The best way to plan for a natural birth

This is such a great question and one we get asked in our online childbirth classes a lot!

 The answer depends on your unique definition of “Natural Birth.”  Some consider it birth without the use of pain medications.  Others consider it birth with the use of limited pain medication.  While yet some others consider natural birth one devoid of interventions.  No matter how you define natural birth it is never too early to take steps toward having one so the tips enclosed here are good for  preconception as well as your pregnancy journey:

Eat well

A balanced diet will support both the nutritional needs of you & your baby.  It will help you to attain the recommended weight gain for your specific pregnancy.  Appropriate pregnancy weight gain will encourage your body to grow a baby that is the right size for you to birth.  Too much weight gain or entering pregnancy overweight can increase your risk for pregnancy related diabetes, high blood pressure disorders of pregnancy, preterm birth, & stillbirth.  Pregnancy complications decrease the risk of a natural birth & often require more interventions..

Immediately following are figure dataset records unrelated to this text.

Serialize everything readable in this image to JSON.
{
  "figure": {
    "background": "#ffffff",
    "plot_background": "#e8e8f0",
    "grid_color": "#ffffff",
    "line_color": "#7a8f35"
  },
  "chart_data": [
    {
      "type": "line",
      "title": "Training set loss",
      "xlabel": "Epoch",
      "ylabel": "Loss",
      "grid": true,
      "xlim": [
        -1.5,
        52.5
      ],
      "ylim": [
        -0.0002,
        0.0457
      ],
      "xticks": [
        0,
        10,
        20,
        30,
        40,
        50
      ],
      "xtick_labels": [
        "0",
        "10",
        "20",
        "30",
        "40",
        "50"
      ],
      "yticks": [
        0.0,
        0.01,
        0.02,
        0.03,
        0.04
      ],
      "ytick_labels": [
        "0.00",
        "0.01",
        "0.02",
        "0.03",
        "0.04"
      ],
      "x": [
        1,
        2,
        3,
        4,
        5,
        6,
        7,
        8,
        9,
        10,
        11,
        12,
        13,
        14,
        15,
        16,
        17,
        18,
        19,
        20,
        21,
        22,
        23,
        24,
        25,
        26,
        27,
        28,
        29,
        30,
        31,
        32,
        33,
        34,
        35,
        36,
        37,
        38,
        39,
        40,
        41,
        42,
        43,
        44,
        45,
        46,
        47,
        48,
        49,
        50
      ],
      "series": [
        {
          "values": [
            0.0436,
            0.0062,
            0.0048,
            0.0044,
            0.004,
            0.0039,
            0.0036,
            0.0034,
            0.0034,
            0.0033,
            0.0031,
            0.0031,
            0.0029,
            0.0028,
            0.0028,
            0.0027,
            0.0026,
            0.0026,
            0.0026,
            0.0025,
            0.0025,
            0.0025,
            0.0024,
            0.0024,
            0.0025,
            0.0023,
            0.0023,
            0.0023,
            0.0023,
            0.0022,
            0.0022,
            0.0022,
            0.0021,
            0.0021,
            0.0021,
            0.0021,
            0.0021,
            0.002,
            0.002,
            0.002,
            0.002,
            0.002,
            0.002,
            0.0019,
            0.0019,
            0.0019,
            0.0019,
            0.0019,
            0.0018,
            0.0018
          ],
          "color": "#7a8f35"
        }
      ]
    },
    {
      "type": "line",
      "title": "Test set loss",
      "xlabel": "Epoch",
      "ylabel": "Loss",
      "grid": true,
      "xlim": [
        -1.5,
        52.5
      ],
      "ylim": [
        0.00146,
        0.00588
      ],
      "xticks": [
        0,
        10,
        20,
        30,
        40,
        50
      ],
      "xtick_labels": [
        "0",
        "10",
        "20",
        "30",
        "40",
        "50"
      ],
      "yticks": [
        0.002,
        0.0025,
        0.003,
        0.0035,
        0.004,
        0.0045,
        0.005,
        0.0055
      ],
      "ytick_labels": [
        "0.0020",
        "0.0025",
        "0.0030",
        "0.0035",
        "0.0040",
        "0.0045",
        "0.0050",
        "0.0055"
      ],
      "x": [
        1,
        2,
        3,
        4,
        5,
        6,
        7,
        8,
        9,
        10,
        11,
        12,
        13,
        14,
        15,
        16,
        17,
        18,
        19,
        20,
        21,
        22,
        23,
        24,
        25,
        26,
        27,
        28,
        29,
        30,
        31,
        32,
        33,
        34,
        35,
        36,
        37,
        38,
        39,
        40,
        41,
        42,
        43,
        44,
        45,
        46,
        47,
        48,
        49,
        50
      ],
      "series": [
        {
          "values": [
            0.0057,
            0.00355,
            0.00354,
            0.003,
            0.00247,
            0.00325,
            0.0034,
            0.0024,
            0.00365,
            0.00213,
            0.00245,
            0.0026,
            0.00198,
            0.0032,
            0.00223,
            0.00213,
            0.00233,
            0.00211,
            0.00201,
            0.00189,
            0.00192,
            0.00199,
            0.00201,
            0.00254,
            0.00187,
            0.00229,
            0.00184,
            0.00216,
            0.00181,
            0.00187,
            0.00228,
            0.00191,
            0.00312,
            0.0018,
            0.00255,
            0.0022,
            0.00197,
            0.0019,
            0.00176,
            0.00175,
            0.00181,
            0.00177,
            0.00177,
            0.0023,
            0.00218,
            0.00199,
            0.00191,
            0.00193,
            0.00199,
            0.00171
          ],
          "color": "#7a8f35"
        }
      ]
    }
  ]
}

The March of Dimes recommends the following as a balanced diet:

  • Products made from whole grains including corn tortillas, oatmeal, brown rice, bread, pasta, and cereals
  • Fruit of all types, including raw, frozen, or canned without added sugar, and juice that is 100% fruit juice
  • Vegetables of all colors, including raw, frozen, or “low sodium” canned and 100% vegetable juice
  • Lean protein from meat, poultry, fish, eggs, beans, peas, peanut butter, soybeans and tofu
  • Low-fat or fat-free dairy, including milk, cheese, and yogurt
  • Healthy fats from avocados, nuts, seeds, vegetable oil, and olive oil

The U.S. Department of Agriculture’s website has tools to help you plan healthy meals before and during pregnancy. You can check it out here. 


For most pregnant people, at least 30 minutes of moderate-intensity exercise is recommended on most, if not all, days of the week.  As with anything offered here, you want to consult your obstetric provider first.  You may be advised against exercise in pregnancy if you have experienced preterm labor during your current pregnancy, are carrying a multiple gestation pregnancy which puts you at increased risk of preterm labor, if you have premature rupture of the membranes or are severely anemic.

Consider the following guidelines when initiating a pregnancy exercise routine:

  • If you haven’t exercised for a while. Begin with as little as 10 minutes of physical activity a day. Build up to 15 minutes, 20 minutes, and so on, until you reach at least 30 minutes a day.
  • If you exercised before pregnancy. You can likely continue to work out at the same level while you’re pregnant — as long as you’re feeling comfortable and your health care provider says it’s ok.

Some of the benefits of exercise during pregnancy:

  • Reduce backaches, constipation, bloating and swelling
  • Boost your mood and energy levels
  • Help you sleep better
  • Prevent excess weight gain
  • Promote muscle tone, strength and endurance

Other benefits of following a regular exercise program during pregnancy may include a  lower risk of pregnancy related diabetes, blood pressure disorders or pregnancy, experiencing a shortened labor & reducing risk of having a cesarean birth.  Keeping your risk low will increase the chances for a natural birth.

Walking is a great exercise. It offers moderate aerobic conditioning with minimal stress on your joints. Other good choices include swimming, low-impact aerobics and cycling on a stationary bike. Strength training is ok if done with relatively low weights.

Other forms of exercise include:

Deep Breathing Techniques. Deep breathing offers a number of overall health benefits in addition to increased relaxation. It helps lower your heart rate & helps you get to sleep more quickly.  Deep breathing can help you stay calm and focused during labor and prevents unhealthy breathing such as hyperventilation (breathing too quickly) or holding your breath, which can lead to feeling tired and dizzy.  Breathing techniques can effectively be used to navigate the pain of labor & birth if a natural birth means an unmedicated one for you.

Meditation can be used as a calming exercise to center & connect your mind & body.  As hormones fluctuate during your pregnancy journey, it can be challenging to feel centered.  Prenatal meditation calms the mind by focusing on breathwork.  There are a variety of ways available to practice mindfulness and meditation including apps, classes, and guided meditation – this makes it easier to find a method that can support your pregnancy, labor & birth needs.  

Dream Big & Openminded.  Have fun gathering ideas for your dream birth experience.  Create a list of your desires & start the conversation with your obstetric provider early.  Approach the conversation with an open mind understanding that birth spaces have different protocols in place to keep you & your family safe during labor & birth.  Work with your obstetric provider on developing a plan that is both safe & satisfying.   

Find a practice that aligns with your desires.  Again, crystalizing & discussing your birth plan early will help guide you toward an obstetric practice that aligns with the labor & birth plans of you & your family.